Finalmente, atingido o objetivo, legitima-se, sempre pesarosamente, o encerramento com a reduzida procura do serviço.

O caminho de ferro é, desde há muito e inexplicavelmente, o parente pobre da nossa política de transportes (há política/estratégia de transportes em Portugal?), os sucessivos governos sempre o ignoraram e as consecutivas administrações da empresa ferroviária foram e são pródigas em decisões altamente lesivas para os interesses da mesma e para os passageiros que a procuram.

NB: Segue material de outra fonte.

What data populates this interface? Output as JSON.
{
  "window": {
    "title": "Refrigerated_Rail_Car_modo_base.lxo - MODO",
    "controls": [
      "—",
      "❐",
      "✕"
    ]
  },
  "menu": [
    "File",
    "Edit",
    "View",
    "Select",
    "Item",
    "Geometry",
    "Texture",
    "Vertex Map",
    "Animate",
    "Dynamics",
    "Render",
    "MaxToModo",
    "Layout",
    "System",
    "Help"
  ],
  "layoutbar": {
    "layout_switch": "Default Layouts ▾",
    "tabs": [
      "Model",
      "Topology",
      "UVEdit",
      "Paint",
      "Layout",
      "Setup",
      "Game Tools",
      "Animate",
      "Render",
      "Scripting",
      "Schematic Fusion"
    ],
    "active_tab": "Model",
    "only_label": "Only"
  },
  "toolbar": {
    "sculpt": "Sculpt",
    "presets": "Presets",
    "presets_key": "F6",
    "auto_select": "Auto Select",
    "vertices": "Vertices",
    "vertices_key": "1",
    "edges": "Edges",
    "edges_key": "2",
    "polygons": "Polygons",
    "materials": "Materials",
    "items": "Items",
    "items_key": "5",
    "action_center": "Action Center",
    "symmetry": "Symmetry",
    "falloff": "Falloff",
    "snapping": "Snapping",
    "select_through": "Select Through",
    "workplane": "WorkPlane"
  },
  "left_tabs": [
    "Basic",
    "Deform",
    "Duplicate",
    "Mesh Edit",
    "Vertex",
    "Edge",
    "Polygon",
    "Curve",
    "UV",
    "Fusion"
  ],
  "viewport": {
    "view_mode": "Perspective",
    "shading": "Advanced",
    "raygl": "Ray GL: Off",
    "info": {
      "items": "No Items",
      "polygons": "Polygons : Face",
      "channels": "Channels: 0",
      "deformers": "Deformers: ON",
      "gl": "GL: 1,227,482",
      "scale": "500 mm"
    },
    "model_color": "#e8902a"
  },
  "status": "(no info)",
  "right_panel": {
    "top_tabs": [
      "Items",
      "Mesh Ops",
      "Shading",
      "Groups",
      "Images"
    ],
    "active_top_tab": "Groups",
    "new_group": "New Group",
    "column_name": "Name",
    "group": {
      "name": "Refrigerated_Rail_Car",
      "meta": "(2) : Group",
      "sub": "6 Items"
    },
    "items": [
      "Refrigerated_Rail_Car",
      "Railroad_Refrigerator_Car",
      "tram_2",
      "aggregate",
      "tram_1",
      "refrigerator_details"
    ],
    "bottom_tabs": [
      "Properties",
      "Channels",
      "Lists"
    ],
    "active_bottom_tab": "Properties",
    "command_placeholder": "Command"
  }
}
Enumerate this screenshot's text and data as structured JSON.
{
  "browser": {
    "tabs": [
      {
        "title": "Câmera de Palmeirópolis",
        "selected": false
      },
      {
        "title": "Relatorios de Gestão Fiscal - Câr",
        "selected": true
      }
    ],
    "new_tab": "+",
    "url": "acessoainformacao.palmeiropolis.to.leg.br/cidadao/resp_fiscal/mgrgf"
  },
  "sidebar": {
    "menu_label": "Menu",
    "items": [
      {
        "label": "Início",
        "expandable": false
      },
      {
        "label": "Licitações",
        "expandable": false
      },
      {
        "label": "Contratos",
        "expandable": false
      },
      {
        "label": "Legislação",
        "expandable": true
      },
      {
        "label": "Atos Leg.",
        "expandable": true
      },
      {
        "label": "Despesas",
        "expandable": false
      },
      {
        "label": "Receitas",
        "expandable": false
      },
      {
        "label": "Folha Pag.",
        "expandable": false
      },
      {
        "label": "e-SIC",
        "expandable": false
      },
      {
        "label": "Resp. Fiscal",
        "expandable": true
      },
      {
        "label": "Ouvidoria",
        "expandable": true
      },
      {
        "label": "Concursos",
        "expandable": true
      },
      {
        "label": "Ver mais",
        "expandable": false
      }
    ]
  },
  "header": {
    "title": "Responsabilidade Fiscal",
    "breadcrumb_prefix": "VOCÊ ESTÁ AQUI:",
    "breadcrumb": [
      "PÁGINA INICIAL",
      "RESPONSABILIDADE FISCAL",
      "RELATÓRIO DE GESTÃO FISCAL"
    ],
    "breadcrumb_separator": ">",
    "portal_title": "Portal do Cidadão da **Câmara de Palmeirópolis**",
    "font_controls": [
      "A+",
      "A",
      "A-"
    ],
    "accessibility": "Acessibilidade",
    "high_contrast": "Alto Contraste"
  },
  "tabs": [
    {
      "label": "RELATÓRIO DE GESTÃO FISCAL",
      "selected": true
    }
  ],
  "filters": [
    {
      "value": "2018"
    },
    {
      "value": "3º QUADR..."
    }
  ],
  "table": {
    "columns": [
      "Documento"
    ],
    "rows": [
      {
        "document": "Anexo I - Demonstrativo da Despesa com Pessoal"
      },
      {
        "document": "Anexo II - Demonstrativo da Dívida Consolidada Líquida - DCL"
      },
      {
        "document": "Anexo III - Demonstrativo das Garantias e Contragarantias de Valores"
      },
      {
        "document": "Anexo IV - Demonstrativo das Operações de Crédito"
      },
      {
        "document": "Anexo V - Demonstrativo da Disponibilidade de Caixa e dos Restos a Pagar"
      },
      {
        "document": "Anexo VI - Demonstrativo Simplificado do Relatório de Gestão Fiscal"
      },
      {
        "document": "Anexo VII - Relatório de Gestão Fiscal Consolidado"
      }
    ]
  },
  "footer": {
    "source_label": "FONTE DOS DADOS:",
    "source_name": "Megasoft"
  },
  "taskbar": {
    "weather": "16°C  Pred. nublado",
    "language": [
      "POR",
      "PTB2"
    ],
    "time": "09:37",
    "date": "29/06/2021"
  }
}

À esquerda, a Linha do Sado, à direita a do Sul

No caso Funcheira-Beja, quatro ligações diárias garantiam a mobilidade entre o Algarve e as estações intermédias até à capital do Baixo Alentejo.
Uma composição saía de Funcheira cerca das 10h15 da manhã para chegar a Beja uma hora depois, sendo que o regresso teria que ocorrer impreterivelmente às 14h16.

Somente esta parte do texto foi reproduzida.